Nassau County's many villages are stronger together
Volunteer firefighters battle a large fire at Emergency Ambulance Service in Freeport in 2023. Credit: Newsday / J. Conrad Williams Jr.
This guest essay reflects the views of Elena Villafane, who is president of the Nassau County Village Officials Association and mayor of the Village of Sea Cliff.
In 1925, Nassau County's villages faced a crisis that could not be solved by a single village mayor, alone. The major increase in automobile use severely overwhelmed streets that were not designed to handle that heavy traffic. The mayors of Freeport, Lynbrook, Rockville Centre and Hempstead held a meeting at the Freeport Fire Department headquarters to address their common challenge and formed the Nassau County Village Officials Association as a result.
Today, 100 years later, as villages struggle with volunteer fire department recruitment challenges, rising municipal costs, mental health crises and failing stormwater systems, it is just as apparent that villages must move forward cooperatively to resolve critical matters.
The founding mayors of the NCVOA understood that by working together they could more readily effectuate meaningful change. In the case of the 1925 traffic dilemma, through the NCVOA they were able to create consistent traffic laws and advocate with a unified voice when seeking resources from Albany. It is the collective effort that is able to move policy and secure the funding necessary to address pressing issues.
Village leaders today confront different but equally complex challenges that demand the same collaborative approach. The 2% tax cap handicaps villages' budget processes and puts unprecedented pressure on municipal budgets.
Volunteer fire departments across Nassau are facing major functional problems as they cannot retain members and recruitment numbers are declining year over year. School districts report an increasing need for mental health services that are otherwise unavailable to access through the villages due to a lack of resources, both financial and professional. Long Island's aging stormwater infrastructure has had an increasing number of failures during major storms that flood homes and businesses across multiple communities.
Stormwater management is the perfect example of why villages must work together. When a major storm hits Nassau County, the flooding doesn't stop at village borders. Water flows from one community to another through interconnected drainage systems. A village might spend millions upgrading its own infrastructure, but if neighboring communities can't handle the runoff, the flooding continues. The solution requires regional planning, shared resources and coordinated maintenance.
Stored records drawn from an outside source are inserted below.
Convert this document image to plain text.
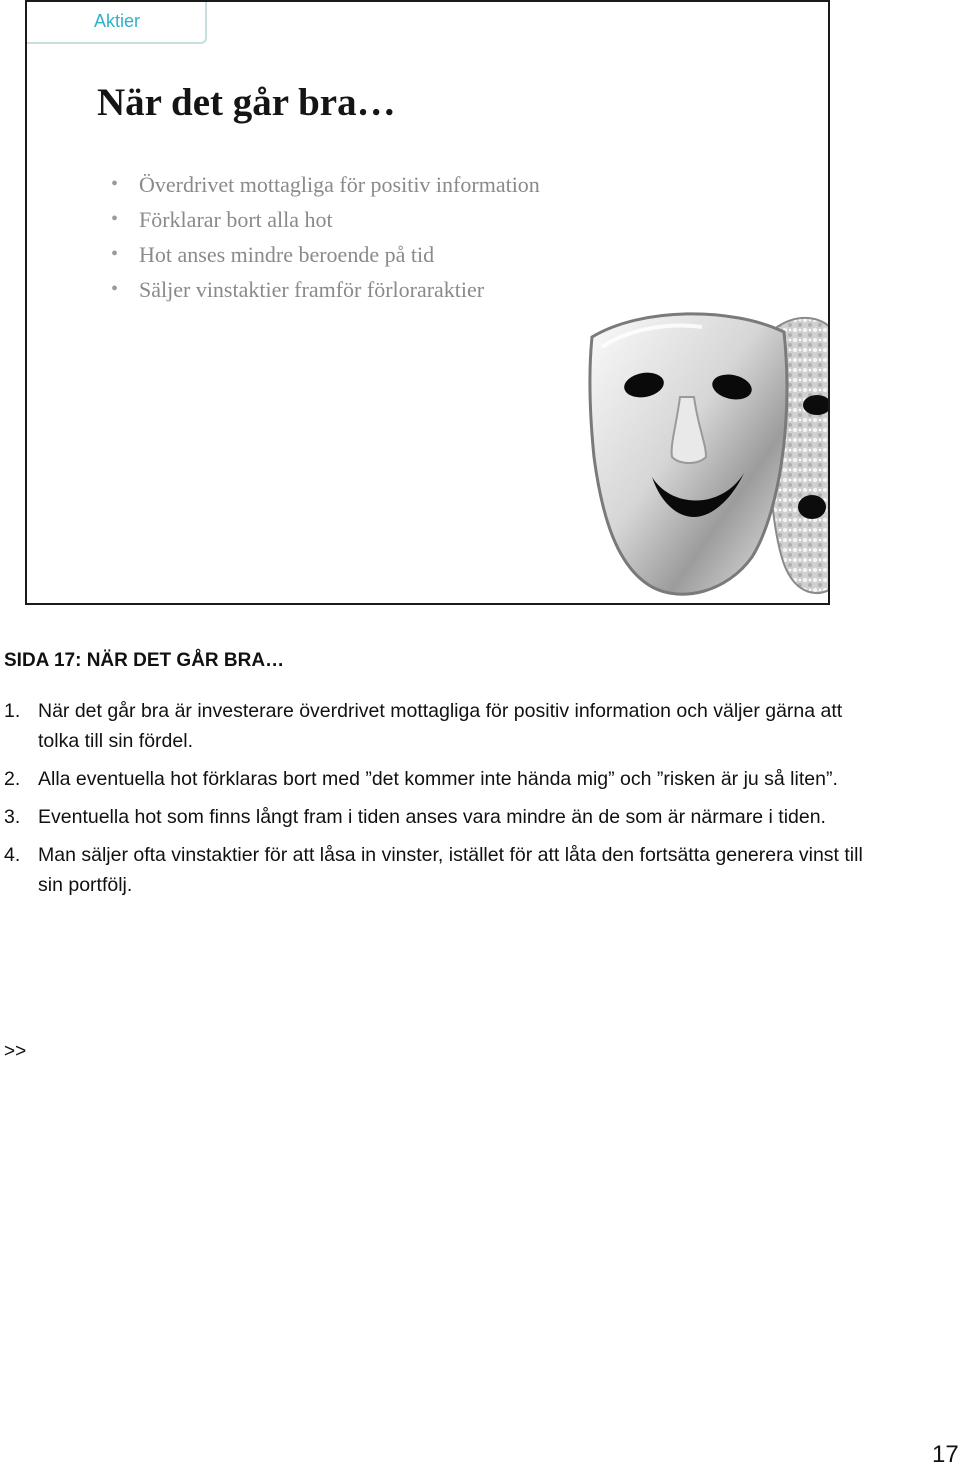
Aktier
När det går bra…
• Överdrivet mottagliga för positiv information
• Förklarar bort alla hot
• Hot anses mindre beroende på tid
• Säljer vinstaktier framför förloraraktier

SIDA 17: NÄR DET GÅR BRA…

1. När det går bra är investerare överdrivet mottagliga för positiv information och väljer gärna att tolka till sin fördel.
2. Alla eventuella hot förklaras bort med ”det kommer inte hända mig” och ”risken är ju så liten”.
3. Eventuella hot som finns långt fram i tiden anses vara mindre än de som är närmare i tiden.
4. Man säljer ofta vinstaktier för att låsa in vinster, istället för att låta den fortsätta generera vinst till sin portfölj.
>>
17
The same reality applies to most challenges villages face today. State mandates that strain municipal budgets hit every local government equally. Fire departments throughout the county compete for the same shrinking pool of volunteers. When villages tackle these problems individually, they waste resources and achieve limited results.
Over the past century, the NCVOA has proven that cooperation works. More than 800 monthly meetings have allowed village leaders to share solutions and present a unified voice to county, state and federal officials. When 64 mayors speak with one voice, legislators pay attention in ways they simply don't when individual villages make requests.
The 2026 legislative session offers a crucial opportunity for villages to capitalize on this collective strength. Nassau's communities need tax relief to ease budget pressures, infrastructure funding to repair aging systems, and regulatory reform to reduce compliance costs that hit smaller municipalities particularly hard. A single mayor's phone call to Albany might get a polite response. Sixty-four mayors making the same demand together can change policy.
This centennial isn't just about celebrating the past; it's about recognizing what villages must do to thrive in the future. Today's village leaders face the same choice their predecessors made a century ago: work together effectively or struggle alone unsuccessfully.
The problems have changed, but the fundamental truth remains the same. Villages that collaborate find solutions. Villages that go it alone struggle to provide for their residents.
The first hundred years of the NCVOA show that cooperation delivers results for residents. The next century depends on village leaders staying committed to that same principle, because the challenges facing Nassau County's communities today are too big and too complex for any village to handle on its own.
This guest essay reflects the views of Elena Villafane, who is president of the Nassau County Village Officials Association and mayor of the Village of Sea Cliff.